One of my pet peeves is when history books don’t include maps.
I’m no cartographer (in fact, I’ve never even met one), but I love a good map. When I look at one and replay the narrative of an historical story over in my head, everything just seems to make more sense — I’m also able to remember what I’ve read far easier and the visual helps push the facts into the long-term memory of my brain.
But many books from first-rate historians keep us starved. Let me pick on some of the books I’ve read recently: Goodwin’s Team of Rivals: no maps; Chernow’s Alexander Hamilton: nadda; Rakove’s Revolutionaries: zilch…and no pictures either! (ok, I haven’t read this one yet…it was a Christmas gift from my brother…but I did flip through it looking for illustrations); Lacey’s Great Tales from English History: got nothin’.
So why don’t more books contain maps? Why the dearth of diagrams? The paucity of plans?
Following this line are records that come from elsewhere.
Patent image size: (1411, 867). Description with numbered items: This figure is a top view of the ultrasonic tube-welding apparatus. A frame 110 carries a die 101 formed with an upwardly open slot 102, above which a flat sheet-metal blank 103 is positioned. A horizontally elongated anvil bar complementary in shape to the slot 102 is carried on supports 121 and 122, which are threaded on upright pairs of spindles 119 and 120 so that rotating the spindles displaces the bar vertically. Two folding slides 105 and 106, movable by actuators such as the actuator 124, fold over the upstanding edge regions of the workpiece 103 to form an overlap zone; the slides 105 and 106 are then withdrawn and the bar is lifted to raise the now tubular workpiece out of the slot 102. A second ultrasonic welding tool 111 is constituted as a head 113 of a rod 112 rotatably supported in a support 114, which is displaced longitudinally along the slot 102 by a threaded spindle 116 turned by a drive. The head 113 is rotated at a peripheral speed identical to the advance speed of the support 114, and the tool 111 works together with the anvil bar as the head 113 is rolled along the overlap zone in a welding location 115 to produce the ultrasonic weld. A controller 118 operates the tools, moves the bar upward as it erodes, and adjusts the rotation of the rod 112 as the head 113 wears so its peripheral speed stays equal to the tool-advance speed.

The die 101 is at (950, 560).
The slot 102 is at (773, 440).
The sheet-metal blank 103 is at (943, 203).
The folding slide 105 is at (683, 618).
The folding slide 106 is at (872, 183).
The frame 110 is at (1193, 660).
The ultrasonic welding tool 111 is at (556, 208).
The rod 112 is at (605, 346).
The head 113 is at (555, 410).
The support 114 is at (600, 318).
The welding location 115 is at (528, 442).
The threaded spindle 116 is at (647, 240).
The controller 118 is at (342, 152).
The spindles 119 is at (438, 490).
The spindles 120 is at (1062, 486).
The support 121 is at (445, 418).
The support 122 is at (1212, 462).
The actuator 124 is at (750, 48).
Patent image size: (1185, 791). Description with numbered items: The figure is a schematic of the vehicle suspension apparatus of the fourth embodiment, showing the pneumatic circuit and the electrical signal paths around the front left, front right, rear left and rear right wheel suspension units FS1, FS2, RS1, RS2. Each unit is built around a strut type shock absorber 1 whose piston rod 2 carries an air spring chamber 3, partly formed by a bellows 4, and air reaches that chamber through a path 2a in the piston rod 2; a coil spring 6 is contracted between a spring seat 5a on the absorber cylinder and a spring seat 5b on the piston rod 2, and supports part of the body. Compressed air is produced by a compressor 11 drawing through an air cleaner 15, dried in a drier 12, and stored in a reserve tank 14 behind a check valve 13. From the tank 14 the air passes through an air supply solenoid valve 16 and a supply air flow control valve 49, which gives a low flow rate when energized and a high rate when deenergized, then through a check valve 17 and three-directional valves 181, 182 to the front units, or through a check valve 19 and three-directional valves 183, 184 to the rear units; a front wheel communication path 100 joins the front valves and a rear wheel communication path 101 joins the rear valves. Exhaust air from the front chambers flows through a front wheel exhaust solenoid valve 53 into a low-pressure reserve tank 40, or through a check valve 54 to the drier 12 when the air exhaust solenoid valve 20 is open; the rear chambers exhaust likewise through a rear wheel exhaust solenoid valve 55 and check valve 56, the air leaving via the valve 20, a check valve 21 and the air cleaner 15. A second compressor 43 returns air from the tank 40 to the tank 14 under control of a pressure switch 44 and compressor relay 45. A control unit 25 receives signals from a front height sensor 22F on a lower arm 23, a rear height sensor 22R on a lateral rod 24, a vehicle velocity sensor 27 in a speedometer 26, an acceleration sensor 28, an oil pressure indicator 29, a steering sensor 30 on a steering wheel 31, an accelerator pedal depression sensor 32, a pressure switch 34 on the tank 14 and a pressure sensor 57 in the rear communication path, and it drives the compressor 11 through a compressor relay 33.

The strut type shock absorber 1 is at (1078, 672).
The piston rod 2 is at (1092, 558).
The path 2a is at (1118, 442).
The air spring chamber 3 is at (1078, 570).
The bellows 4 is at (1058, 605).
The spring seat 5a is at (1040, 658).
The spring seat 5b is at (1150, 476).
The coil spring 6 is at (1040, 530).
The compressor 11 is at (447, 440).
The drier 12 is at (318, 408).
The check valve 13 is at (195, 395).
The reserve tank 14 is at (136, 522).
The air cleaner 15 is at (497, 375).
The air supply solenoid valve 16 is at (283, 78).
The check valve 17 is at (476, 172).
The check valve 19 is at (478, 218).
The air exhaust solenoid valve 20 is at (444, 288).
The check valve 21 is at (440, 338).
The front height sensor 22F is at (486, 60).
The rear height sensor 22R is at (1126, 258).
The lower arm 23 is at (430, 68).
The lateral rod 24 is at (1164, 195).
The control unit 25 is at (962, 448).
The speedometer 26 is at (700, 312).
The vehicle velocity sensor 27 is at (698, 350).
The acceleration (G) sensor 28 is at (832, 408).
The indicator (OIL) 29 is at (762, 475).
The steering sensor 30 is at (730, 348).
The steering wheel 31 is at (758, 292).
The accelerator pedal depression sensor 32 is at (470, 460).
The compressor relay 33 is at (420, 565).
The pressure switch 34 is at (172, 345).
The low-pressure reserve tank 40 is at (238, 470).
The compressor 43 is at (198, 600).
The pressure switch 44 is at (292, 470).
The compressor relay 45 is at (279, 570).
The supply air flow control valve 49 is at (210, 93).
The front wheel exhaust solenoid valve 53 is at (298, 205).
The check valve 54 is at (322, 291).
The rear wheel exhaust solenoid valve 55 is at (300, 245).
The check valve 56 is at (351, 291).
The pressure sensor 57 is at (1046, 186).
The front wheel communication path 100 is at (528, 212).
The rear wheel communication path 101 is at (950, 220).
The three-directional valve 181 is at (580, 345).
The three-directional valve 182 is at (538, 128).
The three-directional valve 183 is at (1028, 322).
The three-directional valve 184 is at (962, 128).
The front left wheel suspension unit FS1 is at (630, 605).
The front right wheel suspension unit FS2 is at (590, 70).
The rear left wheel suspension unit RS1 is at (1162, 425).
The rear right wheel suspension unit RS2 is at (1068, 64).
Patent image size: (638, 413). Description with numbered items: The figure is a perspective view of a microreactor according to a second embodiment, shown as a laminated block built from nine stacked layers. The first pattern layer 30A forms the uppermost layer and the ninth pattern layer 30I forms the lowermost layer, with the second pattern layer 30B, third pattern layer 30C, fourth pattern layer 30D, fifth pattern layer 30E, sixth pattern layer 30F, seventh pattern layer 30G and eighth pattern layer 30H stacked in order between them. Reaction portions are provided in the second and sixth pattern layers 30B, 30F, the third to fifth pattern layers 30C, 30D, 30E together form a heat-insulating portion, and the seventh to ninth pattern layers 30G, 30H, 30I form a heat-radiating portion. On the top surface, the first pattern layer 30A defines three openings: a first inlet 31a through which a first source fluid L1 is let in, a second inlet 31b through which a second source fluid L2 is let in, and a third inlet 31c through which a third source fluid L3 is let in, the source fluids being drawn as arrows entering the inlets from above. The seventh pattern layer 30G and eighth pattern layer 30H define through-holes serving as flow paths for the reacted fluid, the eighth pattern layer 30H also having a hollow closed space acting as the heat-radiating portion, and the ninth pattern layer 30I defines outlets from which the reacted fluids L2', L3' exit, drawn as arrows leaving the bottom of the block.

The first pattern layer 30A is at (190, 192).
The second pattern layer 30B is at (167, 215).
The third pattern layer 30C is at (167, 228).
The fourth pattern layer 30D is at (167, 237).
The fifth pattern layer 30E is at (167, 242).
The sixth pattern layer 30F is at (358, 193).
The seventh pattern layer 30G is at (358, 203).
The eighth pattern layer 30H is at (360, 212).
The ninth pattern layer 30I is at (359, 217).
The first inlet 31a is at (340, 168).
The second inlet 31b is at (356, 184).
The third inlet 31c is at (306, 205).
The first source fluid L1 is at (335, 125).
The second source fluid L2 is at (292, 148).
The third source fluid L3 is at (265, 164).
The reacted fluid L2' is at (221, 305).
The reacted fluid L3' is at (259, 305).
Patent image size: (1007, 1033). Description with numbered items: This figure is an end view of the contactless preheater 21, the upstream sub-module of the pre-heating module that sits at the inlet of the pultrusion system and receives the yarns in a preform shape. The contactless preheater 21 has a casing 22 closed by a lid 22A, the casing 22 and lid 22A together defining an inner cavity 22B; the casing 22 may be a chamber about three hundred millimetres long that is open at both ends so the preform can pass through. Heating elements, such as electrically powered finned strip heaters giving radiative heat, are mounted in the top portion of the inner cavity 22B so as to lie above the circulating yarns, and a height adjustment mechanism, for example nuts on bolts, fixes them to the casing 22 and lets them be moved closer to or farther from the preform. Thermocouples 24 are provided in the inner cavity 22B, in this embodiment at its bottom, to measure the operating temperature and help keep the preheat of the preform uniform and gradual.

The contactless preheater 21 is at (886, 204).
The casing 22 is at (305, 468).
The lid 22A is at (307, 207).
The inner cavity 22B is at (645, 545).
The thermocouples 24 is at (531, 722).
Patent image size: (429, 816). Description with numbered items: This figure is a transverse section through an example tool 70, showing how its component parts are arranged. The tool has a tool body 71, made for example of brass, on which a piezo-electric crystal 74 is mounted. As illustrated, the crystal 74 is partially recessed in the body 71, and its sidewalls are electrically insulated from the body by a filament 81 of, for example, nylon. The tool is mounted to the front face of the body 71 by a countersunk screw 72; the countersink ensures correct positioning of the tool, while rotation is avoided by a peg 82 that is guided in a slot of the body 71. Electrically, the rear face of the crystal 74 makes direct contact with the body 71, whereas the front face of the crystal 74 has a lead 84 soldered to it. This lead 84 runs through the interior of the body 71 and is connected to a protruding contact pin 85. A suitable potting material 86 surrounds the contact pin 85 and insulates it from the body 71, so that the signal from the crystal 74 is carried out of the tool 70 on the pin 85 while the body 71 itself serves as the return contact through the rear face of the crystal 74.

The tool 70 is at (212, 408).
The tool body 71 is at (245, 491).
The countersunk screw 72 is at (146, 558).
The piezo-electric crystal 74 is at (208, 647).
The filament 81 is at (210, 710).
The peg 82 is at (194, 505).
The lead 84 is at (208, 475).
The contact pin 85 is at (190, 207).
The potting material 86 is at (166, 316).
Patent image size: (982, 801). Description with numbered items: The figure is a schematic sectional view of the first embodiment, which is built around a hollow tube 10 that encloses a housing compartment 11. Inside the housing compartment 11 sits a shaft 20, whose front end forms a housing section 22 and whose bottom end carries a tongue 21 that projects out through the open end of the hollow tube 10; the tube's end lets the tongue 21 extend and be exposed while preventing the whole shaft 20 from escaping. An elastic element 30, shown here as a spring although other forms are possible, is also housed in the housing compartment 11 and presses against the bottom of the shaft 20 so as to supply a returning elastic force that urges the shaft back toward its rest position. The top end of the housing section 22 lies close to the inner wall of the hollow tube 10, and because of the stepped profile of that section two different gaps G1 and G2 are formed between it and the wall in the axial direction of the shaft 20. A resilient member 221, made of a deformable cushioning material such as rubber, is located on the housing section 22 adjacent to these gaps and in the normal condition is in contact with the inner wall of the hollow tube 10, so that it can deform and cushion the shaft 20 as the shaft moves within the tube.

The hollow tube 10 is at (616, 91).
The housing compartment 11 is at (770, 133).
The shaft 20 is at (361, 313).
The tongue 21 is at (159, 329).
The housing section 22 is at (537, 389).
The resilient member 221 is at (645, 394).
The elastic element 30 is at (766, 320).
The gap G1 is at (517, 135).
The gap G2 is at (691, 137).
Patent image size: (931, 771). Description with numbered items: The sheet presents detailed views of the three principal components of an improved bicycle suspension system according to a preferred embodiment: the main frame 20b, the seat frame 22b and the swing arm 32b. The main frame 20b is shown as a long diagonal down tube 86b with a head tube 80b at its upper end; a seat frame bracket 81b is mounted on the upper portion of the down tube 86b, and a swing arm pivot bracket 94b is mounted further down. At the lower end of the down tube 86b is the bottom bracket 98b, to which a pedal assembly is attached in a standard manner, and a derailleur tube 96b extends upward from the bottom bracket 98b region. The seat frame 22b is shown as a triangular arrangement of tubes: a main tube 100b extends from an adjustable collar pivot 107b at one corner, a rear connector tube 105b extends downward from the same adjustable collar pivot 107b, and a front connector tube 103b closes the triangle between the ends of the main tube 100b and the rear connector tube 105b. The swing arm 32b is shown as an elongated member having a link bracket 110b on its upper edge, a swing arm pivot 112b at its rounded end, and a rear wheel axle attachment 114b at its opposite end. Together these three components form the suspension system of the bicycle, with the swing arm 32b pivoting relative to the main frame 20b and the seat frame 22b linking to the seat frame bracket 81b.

Are they really more expensive to include than photos? Do the authors expect us to have atlases by our side while we’re reading?
A great model for how to use maps effectively is McCullough’s 1776 (also one of my favorite books in 2011). In helping to illustrate the battles in Boston, New York, and New Jersey (Trenton and Princeton), he includes three beautiful maps which include legends of troop movements. Simple, clear, and memorable.
I’m not greedy — I’ll even take just one map per book. Show us some love!